To answer this question let’s first look at Scott Pruitt, Trump’s pick for administrator of the EPA. Pruitt, age 48 and a self-identified republican, previously served as the attorney general for the state of Oklahoma where he held the honor of having sued the EPA a total of thirteen times. An ally to oil and gas, Pruitt not only helped to protect Exxon Mobil from climate change investigations by other states but also sent a letter to the EPA arguing that oil and gas pollution in Oklahoma had dramatically declined; it was later found out that the letter was written by Devon Energy, an Oklahoma-based oil and gas company. These conflicts of interest along with many others (e.g. accepting approximately $175,000 worth of donations from the Koch brothers’ de facto lobbying group Freedom Partners) poses a substantial and unhealthy uncertainty in both the eyes of the public and the Office of Government Ethics. For a more balanced view, let’s hear from Pruitt himself. "[I am] a leading advocate against the EPA’s activist agenda" he wrote on his LinkedIn page in 2012. So how exactly will Pruitt, with his open denial of climate change, along with the environment writ large play out over the next four years?

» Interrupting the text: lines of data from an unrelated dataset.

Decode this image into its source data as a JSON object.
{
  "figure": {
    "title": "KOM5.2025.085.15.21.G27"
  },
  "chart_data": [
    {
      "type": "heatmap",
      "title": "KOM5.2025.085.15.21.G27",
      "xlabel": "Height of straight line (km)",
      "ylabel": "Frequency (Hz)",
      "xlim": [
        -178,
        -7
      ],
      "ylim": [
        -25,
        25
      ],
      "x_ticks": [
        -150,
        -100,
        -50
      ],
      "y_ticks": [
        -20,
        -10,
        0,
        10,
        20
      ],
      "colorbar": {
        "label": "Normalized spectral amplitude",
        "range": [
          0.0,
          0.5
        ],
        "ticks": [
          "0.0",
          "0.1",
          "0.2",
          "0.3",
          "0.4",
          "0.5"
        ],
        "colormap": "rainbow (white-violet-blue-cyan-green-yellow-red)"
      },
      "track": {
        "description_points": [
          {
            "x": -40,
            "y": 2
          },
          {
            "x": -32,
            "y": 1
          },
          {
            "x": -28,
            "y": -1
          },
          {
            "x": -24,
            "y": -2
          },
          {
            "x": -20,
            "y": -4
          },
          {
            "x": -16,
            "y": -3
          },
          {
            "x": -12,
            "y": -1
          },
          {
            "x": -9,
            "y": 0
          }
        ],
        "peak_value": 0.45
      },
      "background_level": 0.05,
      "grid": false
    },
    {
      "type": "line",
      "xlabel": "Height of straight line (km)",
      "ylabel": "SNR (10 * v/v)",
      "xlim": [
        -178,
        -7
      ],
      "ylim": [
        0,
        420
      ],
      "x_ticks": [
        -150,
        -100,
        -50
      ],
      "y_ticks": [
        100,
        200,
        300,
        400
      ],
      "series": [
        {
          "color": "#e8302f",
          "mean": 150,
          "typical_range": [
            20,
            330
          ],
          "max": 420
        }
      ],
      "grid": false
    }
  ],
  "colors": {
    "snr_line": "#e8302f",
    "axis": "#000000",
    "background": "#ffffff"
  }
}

Besides the legal hurdles involved, it’s highly unlikely from a political perspective that the EPA will abolished. Sitting at the helm of the EPA however, Pruitt will have a unique opportunity to roll back many Obama-era regulations for good. For instance, Pruitt could rewrite the Clean Power Plan in a way that softens innovation across every renewable energy sector, further setting back the United States on its path to slash CO2 emissions 30 percent by 2030. Additionally, Pruitt can lower standards for fuel-economy cars, subsidize oil and gas reservoir-search projects in the Gulf of Mexico, cut the Superfund program for cleaning up hazardous waste sites, and in general gridlock any EPA project he disagrees with through the use of budget cuts.
Regardless of the specific method(s) that the Trump administration will take to downsize the role that the EPA plays in protecting the environment, the fate of the world will inevitably still hang in balance. In the face of overwhelming magnitudes of scientific evidence supporting the theory of climate change, the United States has been a global leader in the push for renewables, sustainability projects, and phasing out greenhouse gas emissions. Any lack of commitment to the cause, no matter the size, will signal a shift in the United States' priorities, creating a snowball effect that will depress (either financially or politically) developing countries and the scientific community from continued positive engagement with the environment at large. It should be noted that although the United States cannot legally exit the Paris Agreement for another four years, it can refuse to enforce its different components.
The solution, in my view, begins with constructive deliberation. A discussion, with members from both sides of the political aisle, is urgently needed. Climate change is not a political issue. Science is fact. And the Trump administration needs to start treating it that way.